The challenges identified in the NIGHTINGALE project align with previous research that has highlighted the perceptual gaps between different stakeholders in the healthcare and technology domains. For example, a study by Ndabu et al. observed perceptual gaps between clinicians and technologists on health information technology-related errors in hospitals. This study underscores the importance of addressing the differences in understanding and perception between different stakeholders to ensure the effective use of technology and performance indicators in healthcare settings [24].

Recommendations

This study has provided important insights into the challenges of identifying KPIs and benchmarks that assess the prehospital response to MCIs supported by the NIT-MR. The participants in the FGDs demonstrated how urgent it is to develop criteria for assessing technology-enhanced disaster response efforts. Following are some recommendations drawn from these conclusions and discussions in an effort to meet this need:

  1. 1.

    To ensure that all stakeholders involved in the implementation of medical technologies in prehospital response for MCIs have a common understanding, it is recommended to provide an initial introductory inductive seminar addressed to all the partners involved (both medical and technical). This seminar should cover the basics of prehospital response procedures and how medical technologies assisting in the response are developed. Regular "refresher" sessions, in the format of knowledge-sharing, should also be held to ensure that everyone is up to date with the latest developments and changes. In this way any confusion regarding the terminology used and the scope of the project will be avoided as well as any gap in knowledge of both the medical and the technological partners involved will be bridged.

  2. 2.

    It is important to remember that the primary focus should always be on the activity itself, which is the prehospital response in MCI settings.
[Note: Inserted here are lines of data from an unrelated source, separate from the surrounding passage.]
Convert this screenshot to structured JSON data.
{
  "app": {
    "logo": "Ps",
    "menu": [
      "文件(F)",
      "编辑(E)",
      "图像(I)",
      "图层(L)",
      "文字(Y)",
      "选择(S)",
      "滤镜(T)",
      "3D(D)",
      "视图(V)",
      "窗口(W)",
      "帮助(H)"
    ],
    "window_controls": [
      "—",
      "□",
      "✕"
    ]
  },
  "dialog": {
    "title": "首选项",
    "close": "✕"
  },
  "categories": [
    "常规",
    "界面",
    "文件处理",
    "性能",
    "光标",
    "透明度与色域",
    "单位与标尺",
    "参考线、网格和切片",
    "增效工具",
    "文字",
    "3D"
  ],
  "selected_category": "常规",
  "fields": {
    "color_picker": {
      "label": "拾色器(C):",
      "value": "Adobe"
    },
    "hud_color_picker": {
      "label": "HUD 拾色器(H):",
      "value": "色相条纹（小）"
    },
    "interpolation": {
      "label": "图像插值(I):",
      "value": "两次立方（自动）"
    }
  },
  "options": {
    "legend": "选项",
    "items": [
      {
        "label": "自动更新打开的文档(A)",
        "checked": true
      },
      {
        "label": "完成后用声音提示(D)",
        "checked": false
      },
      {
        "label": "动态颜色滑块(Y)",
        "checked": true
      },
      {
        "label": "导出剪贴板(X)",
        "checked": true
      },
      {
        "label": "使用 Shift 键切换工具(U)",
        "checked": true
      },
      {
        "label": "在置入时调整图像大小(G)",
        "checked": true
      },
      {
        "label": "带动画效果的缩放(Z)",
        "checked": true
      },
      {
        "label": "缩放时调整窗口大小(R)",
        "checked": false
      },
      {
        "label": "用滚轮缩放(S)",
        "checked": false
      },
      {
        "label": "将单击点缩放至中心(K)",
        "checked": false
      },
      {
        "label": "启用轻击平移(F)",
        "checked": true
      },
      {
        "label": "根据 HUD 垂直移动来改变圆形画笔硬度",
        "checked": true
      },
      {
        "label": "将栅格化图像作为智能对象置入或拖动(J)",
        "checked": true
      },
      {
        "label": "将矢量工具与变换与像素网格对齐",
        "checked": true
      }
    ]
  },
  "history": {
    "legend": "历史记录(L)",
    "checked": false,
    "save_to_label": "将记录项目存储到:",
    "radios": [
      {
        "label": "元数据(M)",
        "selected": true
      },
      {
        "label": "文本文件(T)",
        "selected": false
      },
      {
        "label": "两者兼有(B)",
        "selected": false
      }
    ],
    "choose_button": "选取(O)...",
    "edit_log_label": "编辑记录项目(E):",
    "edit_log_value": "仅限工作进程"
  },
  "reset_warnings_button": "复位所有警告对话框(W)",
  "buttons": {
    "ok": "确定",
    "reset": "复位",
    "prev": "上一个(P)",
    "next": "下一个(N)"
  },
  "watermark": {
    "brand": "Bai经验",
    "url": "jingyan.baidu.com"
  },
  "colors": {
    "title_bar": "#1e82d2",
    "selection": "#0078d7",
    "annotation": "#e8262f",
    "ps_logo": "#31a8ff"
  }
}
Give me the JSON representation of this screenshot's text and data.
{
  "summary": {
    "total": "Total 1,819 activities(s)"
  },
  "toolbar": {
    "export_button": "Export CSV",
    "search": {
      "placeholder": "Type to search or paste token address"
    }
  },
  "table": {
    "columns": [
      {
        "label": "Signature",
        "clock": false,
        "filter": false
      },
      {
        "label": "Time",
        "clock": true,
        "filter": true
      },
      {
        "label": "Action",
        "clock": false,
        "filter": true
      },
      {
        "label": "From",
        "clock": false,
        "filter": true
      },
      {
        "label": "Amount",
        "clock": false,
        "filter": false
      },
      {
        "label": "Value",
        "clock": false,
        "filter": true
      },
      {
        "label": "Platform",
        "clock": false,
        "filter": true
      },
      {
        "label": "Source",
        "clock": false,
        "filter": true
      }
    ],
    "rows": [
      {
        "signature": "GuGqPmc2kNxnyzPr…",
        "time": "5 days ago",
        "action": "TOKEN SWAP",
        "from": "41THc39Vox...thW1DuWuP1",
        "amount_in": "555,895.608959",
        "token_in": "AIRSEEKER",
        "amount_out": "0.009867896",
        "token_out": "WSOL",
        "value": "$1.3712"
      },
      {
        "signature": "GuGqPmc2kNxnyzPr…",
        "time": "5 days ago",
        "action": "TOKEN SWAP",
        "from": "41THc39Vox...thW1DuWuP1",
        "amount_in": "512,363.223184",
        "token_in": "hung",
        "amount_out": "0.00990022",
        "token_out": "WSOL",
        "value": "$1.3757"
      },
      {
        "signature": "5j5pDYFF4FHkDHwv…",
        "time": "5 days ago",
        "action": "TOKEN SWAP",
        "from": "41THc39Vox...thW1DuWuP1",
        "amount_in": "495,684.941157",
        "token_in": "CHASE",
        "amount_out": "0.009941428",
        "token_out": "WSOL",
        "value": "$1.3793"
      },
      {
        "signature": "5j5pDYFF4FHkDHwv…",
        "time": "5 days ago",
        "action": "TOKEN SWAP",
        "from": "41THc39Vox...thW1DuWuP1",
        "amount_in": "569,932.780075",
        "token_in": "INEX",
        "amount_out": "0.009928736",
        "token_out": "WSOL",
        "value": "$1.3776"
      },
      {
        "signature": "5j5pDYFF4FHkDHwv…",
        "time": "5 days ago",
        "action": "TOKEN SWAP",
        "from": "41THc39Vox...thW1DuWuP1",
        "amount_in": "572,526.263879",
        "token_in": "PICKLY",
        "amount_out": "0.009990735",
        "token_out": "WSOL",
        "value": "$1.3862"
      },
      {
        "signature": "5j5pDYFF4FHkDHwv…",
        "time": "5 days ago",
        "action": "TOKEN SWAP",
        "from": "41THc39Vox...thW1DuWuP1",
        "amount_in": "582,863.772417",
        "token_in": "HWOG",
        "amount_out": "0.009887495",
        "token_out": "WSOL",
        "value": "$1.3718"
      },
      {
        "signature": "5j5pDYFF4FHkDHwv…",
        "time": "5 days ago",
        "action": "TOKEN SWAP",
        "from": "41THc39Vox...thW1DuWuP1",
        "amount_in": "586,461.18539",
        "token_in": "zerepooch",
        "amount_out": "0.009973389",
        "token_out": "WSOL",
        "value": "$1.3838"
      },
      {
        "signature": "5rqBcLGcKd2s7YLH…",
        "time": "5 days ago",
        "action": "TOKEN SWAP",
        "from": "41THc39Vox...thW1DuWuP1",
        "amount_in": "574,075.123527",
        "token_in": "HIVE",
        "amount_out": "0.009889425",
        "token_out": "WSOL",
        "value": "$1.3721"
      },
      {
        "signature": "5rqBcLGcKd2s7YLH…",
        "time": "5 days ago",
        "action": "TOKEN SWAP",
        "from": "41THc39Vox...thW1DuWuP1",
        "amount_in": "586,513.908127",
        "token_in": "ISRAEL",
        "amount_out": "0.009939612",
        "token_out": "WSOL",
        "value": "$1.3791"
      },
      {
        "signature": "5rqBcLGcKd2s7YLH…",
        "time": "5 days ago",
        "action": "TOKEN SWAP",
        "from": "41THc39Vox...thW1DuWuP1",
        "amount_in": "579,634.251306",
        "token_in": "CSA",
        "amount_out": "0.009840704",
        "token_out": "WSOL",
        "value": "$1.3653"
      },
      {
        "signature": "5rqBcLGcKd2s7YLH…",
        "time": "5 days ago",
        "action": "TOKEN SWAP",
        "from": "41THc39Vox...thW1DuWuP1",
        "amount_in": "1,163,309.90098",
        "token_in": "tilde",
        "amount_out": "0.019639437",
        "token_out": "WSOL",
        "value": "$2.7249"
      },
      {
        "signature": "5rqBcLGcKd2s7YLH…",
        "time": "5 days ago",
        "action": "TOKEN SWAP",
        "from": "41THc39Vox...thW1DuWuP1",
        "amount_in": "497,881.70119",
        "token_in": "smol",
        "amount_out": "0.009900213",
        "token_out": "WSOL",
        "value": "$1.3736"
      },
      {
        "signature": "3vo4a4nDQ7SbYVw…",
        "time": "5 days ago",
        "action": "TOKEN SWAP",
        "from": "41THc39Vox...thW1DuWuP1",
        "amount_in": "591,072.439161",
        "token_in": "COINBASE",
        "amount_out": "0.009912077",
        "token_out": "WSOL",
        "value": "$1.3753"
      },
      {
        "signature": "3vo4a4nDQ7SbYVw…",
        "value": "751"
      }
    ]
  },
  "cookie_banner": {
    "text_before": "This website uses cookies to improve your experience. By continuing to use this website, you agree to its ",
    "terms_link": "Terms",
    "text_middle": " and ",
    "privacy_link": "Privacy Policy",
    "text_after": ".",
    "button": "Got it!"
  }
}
The use of medical technologies should be seen as a means to enhance and improve the response rather than as an end in itself. It is recommended that a clear framework be established that outlines how medical technologies can be integrated into the prehospital response process and that KPIs are determined and monitored to assess the effectiveness of the technology.

  3. 3.

    To ensure effective integration of medical technologies in prehospital response for MCIs, it is recommended that the people leading similar projects have a combination of medical knowledge and experience in prehospital response for MCIs, as well as up-to-date knowledge of available technologies. This will enable them to effectively assess the potential of new technologies and ensure that they are integrated in a way that enhances the overall response. Close collaboration between medical and technical experts is also recommended to ensure that the translation of medical needs to technological solutions is not lost in stereotype assumptions.

Conclusion

The NIGHTINGALE project, funded by the European Union Horizon 2020 research and innovation program, is a significant initiative that seeks to develop a comprehensive toolkit to support FRs involved in prehospital MCI response. The recent study conducted as part of this project shed light on various challenges when evaluating the impact of such toolkit on FRs’ performance, underscoring the importance of a more structured and collaborative approach to the identification and use of KPIs in the context of MCI response using technological tools, with a specific focus on addressing the lack of consistent terminology, prioritizing tool validation over direct measurement of processes, recognizing the context-dependent nature of benchmarking, and bridging the gap between the technological and medical worlds. These insights are crucial for enhancing the prehospital response to disasters and improving overall disaster management.